L’auteur met en perspective deux exemples particulièrement frappants: la micro-assurance et le microcrédit. Face aux incertitudes et à des Etats sans moyens, les paysans des Suds sont encouragés à contracter des microcrédits et des micro-assurances pour pallier les conséquences des changements climatiques (sécheresses, inondations, etc.). Alors qu’ils évoluent pour la plupart dans des structures de gestion des espaces agricoles communautaires, ces paysans se voient happés par une logique individuelle de marché, dans laquelle chacun devient «un entrepreneur de soi» (p. 120). Conséquence logique: une grande partie de ceux qui ont contracté des microcrédits ne parviennent pas à rembourser et se retrouvent sans terres. Bienvenue dans l’ère de l’adaptation par la microfinance! Swiss Re, deuxième plus grande entreprise active dans la réassurance, vise explicitement le marché constitué par les 1,4 milliard de personnes vivant avec moins de 1,25 dollar par jour…
Les naturels du Sud
Dans un dernier chapitre consacré aux migrations internationales, Romain Felli met également en perspective le fait que les pays des Suds sont constamment ramenés à leur «naturalité», là où les pays industrialisés ont droit à des discours portant sur le politique et l’économique. Sorte de résurgence des a priori coloniaux, cette approche permet d’éviter à bon compte les questions gênantes. Pour faire court, les migrations climatiques, par exemple, dans leur appellation même, seraient uniquement dues à la variabilité du climat. Cette manière d’entreprendre cette question passe totalement sous silence les logiques de marchés qui mènent à la paupérisation des centaines de millions de personnes.

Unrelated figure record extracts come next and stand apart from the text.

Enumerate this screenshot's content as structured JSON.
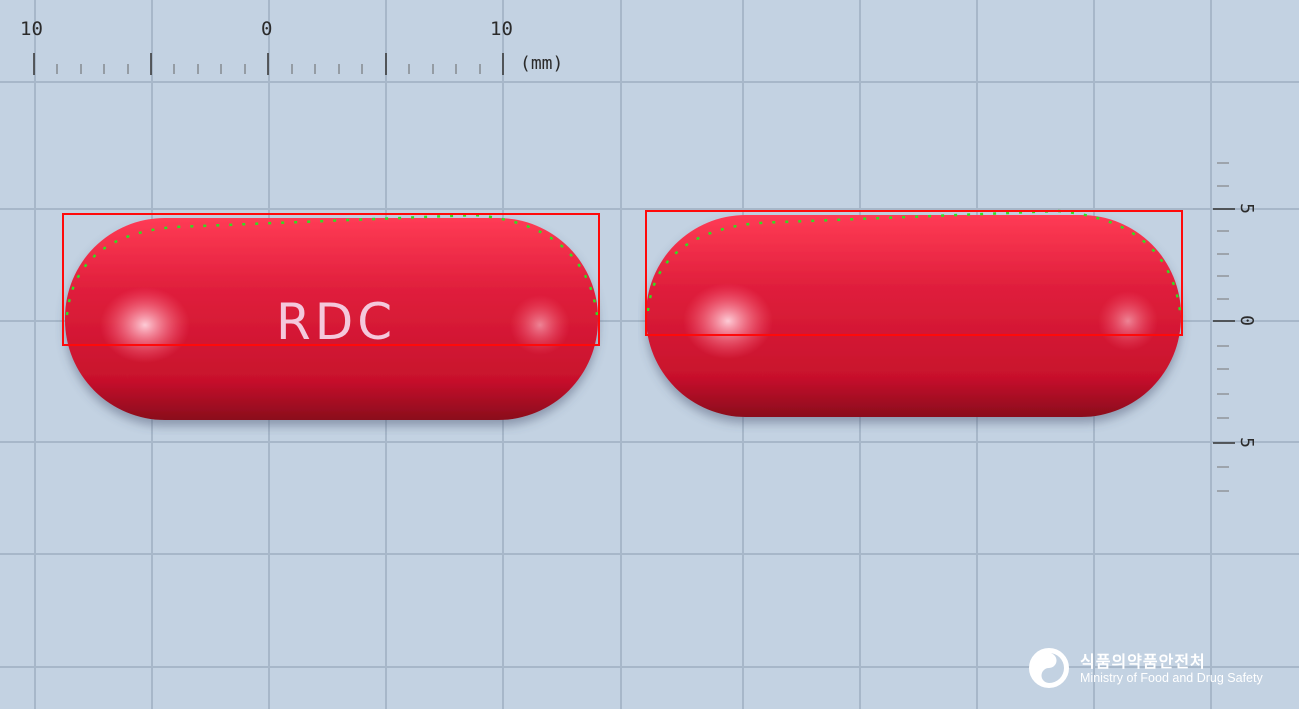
{
  "ruler_horizontal": {
    "labels": [
      "10",
      "0",
      "10"
    ],
    "unit": "(mm)"
  },
  "ruler_vertical": {
    "labels": [
      "5",
      "0",
      "5"
    ]
  },
  "pill_left": {
    "imprint": "RDC",
    "color": "#e01f3c"
  },
  "pill_right": {
    "color": "#e01f3c"
  },
  "annotation_colors": {
    "bbox": "#ff0a0a",
    "contour": "#33dd22"
  },
  "logo": {
    "korean": "식품의약품안전처",
    "english": "Ministry of Food and Drug Safety"
  }
}
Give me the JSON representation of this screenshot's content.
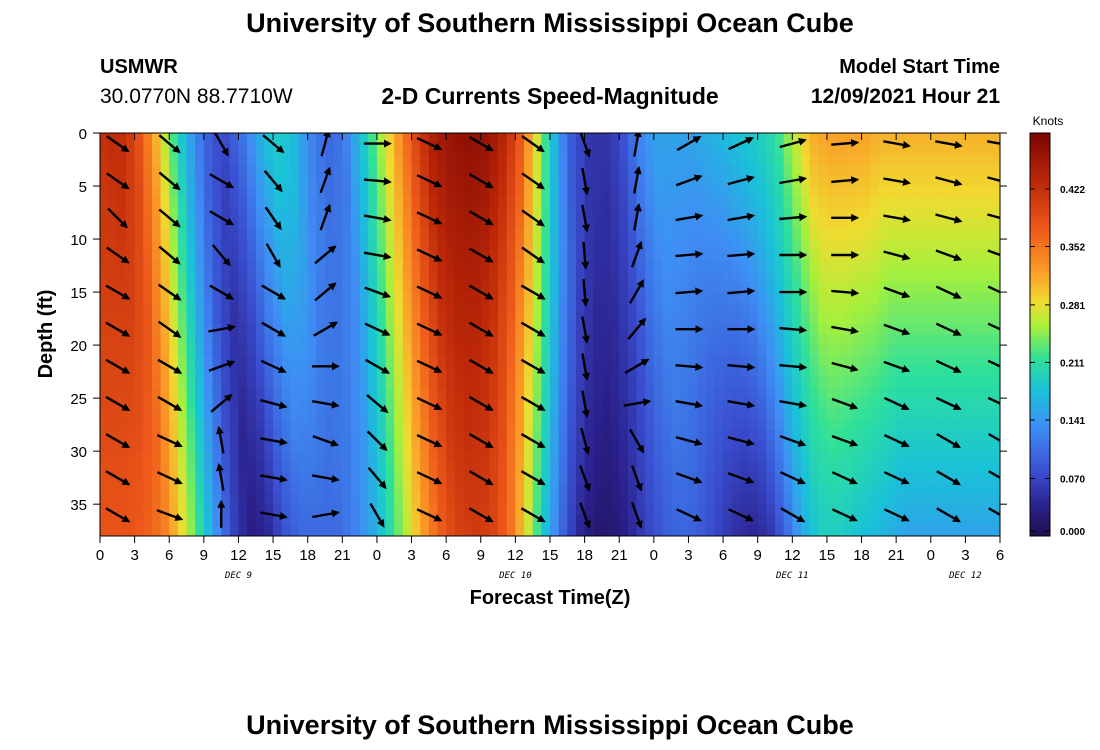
{
  "header": {
    "title": "University of Southern Mississippi Ocean Cube",
    "station": "USMWR",
    "coordinates": "30.0770N  88.7710W",
    "subtitle": "2-D Currents Speed-Magnitude",
    "model_start_label": "Model Start Time",
    "model_start_value": "12/09/2021 Hour 21"
  },
  "footer": {
    "title": "University of Southern Mississippi Ocean Cube"
  },
  "chart_data": {
    "type": "heatmap",
    "title": "2-D Currents Speed-Magnitude",
    "xlabel": "Forecast Time(Z)",
    "ylabel": "Depth (ft)",
    "xlim": [
      0,
      78
    ],
    "ylim": [
      38,
      0
    ],
    "x_ticks": [
      0,
      3,
      6,
      9,
      12,
      15,
      18,
      21,
      24,
      27,
      30,
      33,
      36,
      39,
      42,
      45,
      48,
      51,
      54,
      57,
      60,
      63,
      66,
      69,
      72,
      75,
      78
    ],
    "x_tick_labels": [
      "0",
      "3",
      "6",
      "9",
      "12",
      "15",
      "18",
      "21",
      "0",
      "3",
      "6",
      "9",
      "12",
      "15",
      "18",
      "21",
      "0",
      "3",
      "6",
      "9",
      "12",
      "15",
      "18",
      "21",
      "0",
      "3",
      "6"
    ],
    "y_ticks": [
      0,
      5,
      10,
      15,
      20,
      25,
      30,
      35
    ],
    "y_tick_labels": [
      "0",
      "5",
      "10",
      "15",
      "20",
      "25",
      "30",
      "35"
    ],
    "day_labels": [
      {
        "text": "DEC 9",
        "x": 12
      },
      {
        "text": "DEC 10",
        "x": 36
      },
      {
        "text": "DEC 11",
        "x": 60
      },
      {
        "text": "DEC 12",
        "x": 75
      }
    ],
    "colorbar": {
      "title": "Knots",
      "min": 0.0,
      "max": 0.49,
      "ticks": [
        0.0,
        0.07,
        0.141,
        0.211,
        0.281,
        0.352,
        0.422
      ],
      "tick_labels": [
        "0.000",
        "0.070",
        "0.141",
        "0.211",
        "0.281",
        "0.352",
        "0.422"
      ]
    },
    "speed_profile_by_time": {
      "hours": [
        0,
        1.5,
        3,
        4.5,
        6,
        7.5,
        9,
        10.5,
        12,
        13.5,
        15,
        16.5,
        18,
        19.5,
        21,
        22.5,
        24,
        25.5,
        27,
        28.5,
        30,
        31.5,
        33,
        34.5,
        36,
        37.5,
        39,
        40.5,
        42,
        43.5,
        45,
        46.5,
        48,
        49.5,
        51,
        52.5,
        54,
        55.5,
        57,
        58.5,
        60,
        61.5,
        63,
        64.5,
        66,
        67.5,
        69,
        70.5,
        72,
        73.5,
        75,
        76.5,
        78
      ],
      "surface_knots": [
        0.42,
        0.43,
        0.4,
        0.33,
        0.24,
        0.16,
        0.1,
        0.07,
        0.1,
        0.15,
        0.19,
        0.18,
        0.13,
        0.1,
        0.11,
        0.17,
        0.24,
        0.31,
        0.38,
        0.44,
        0.46,
        0.47,
        0.47,
        0.45,
        0.4,
        0.3,
        0.19,
        0.1,
        0.06,
        0.05,
        0.07,
        0.12,
        0.15,
        0.15,
        0.15,
        0.16,
        0.17,
        0.18,
        0.19,
        0.21,
        0.26,
        0.31,
        0.32,
        0.32,
        0.32,
        0.31,
        0.31,
        0.31,
        0.31,
        0.31,
        0.31,
        0.31,
        0.31
      ],
      "bottom_knots": [
        0.38,
        0.37,
        0.35,
        0.29,
        0.22,
        0.14,
        0.07,
        0.03,
        0.04,
        0.08,
        0.1,
        0.1,
        0.1,
        0.12,
        0.15,
        0.2,
        0.26,
        0.32,
        0.37,
        0.4,
        0.41,
        0.4,
        0.36,
        0.28,
        0.18,
        0.1,
        0.04,
        0.02,
        0.02,
        0.04,
        0.07,
        0.09,
        0.1,
        0.09,
        0.07,
        0.05,
        0.04,
        0.05,
        0.1,
        0.16,
        0.19,
        0.19,
        0.18,
        0.17,
        0.16,
        0.15,
        0.15,
        0.15,
        0.15,
        0.15,
        0.15,
        0.15,
        0.15
      ]
    },
    "vector_times": [
      1.5,
      6,
      10.5,
      15,
      19.5,
      24,
      28.5,
      33,
      37.5,
      42,
      46.5,
      51,
      55.5,
      60,
      64.5,
      69,
      73.5,
      78
    ],
    "vector_depths": [
      1,
      4.5,
      8,
      11.5,
      15,
      18.5,
      22,
      25.5,
      29,
      32.5,
      36
    ],
    "vector_directions_deg": [
      [
        -35,
        -35,
        -45,
        -35,
        -30,
        -30,
        -30,
        -30,
        -30,
        -30,
        -30
      ],
      [
        -40,
        -40,
        -40,
        -40,
        -35,
        -35,
        -30,
        -30,
        -25,
        -25,
        -20
      ],
      [
        -60,
        -30,
        -30,
        -50,
        -30,
        10,
        20,
        40,
        100,
        100,
        90
      ],
      [
        -40,
        -50,
        -55,
        -60,
        -30,
        -30,
        -25,
        -15,
        -10,
        -10,
        -10
      ],
      [
        75,
        70,
        70,
        40,
        40,
        30,
        0,
        -10,
        -20,
        -10,
        10
      ],
      [
        0,
        -5,
        -10,
        -10,
        -20,
        -25,
        -30,
        -40,
        -45,
        -50,
        -60
      ],
      [
        -25,
        -25,
        -25,
        -25,
        -25,
        -25,
        -25,
        -25,
        -25,
        -25,
        -25
      ],
      [
        -30,
        -30,
        -30,
        -30,
        -30,
        -30,
        -30,
        -30,
        -30,
        -30,
        -30
      ],
      [
        -35,
        -35,
        -35,
        -35,
        -30,
        -30,
        -30,
        -30,
        -30,
        -30,
        -30
      ],
      [
        -70,
        -80,
        -80,
        -85,
        -85,
        -80,
        -80,
        -80,
        -75,
        -70,
        -70
      ],
      [
        80,
        80,
        80,
        70,
        60,
        50,
        30,
        10,
        -60,
        -70,
        -70
      ],
      [
        30,
        20,
        10,
        5,
        5,
        0,
        -5,
        -10,
        -15,
        -20,
        -25
      ],
      [
        25,
        15,
        10,
        5,
        5,
        0,
        -5,
        -10,
        -15,
        -20,
        -25
      ],
      [
        15,
        10,
        5,
        0,
        0,
        -5,
        -5,
        -10,
        -20,
        -25,
        -30
      ],
      [
        5,
        5,
        0,
        0,
        -5,
        -10,
        -15,
        -20,
        -20,
        -25,
        -25
      ],
      [
        -10,
        -10,
        -10,
        -15,
        -20,
        -20,
        -20,
        -25,
        -25,
        -25,
        -25
      ],
      [
        -10,
        -15,
        -15,
        -20,
        -25,
        -25,
        -25,
        -25,
        -30,
        -30,
        -30
      ],
      [
        -10,
        -15,
        -15,
        -20,
        -25,
        -25,
        -25,
        -25,
        -30,
        -30,
        -30
      ]
    ]
  }
}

En ce sens, Romain Felli rappelle un axiome fondamental de la géographie radicale: il n’y a jamais de catastrophe naturelle, il n’y a que des catastrophes humaines. C’est d’autant plus vrai concernant les changements climatiques: c’est bel et bien notre système productiviste et inégalitaire qui est à changer, ici et là-bas. Romain Felli ne dit pas autre chose dans sa conclusion: «Une telle solution implique une transformation importante des rapports de force, politiques, économiques et sociaux. Seules une intensification de la lutte des classes et la conquête du pouvoir politique au sein des Etats par des mouvements cherchant à modifier le fonctionnement de ces Etats et à réduire le pouvoir des entreprises peuvent forcer des transformations d’une telle ampleur».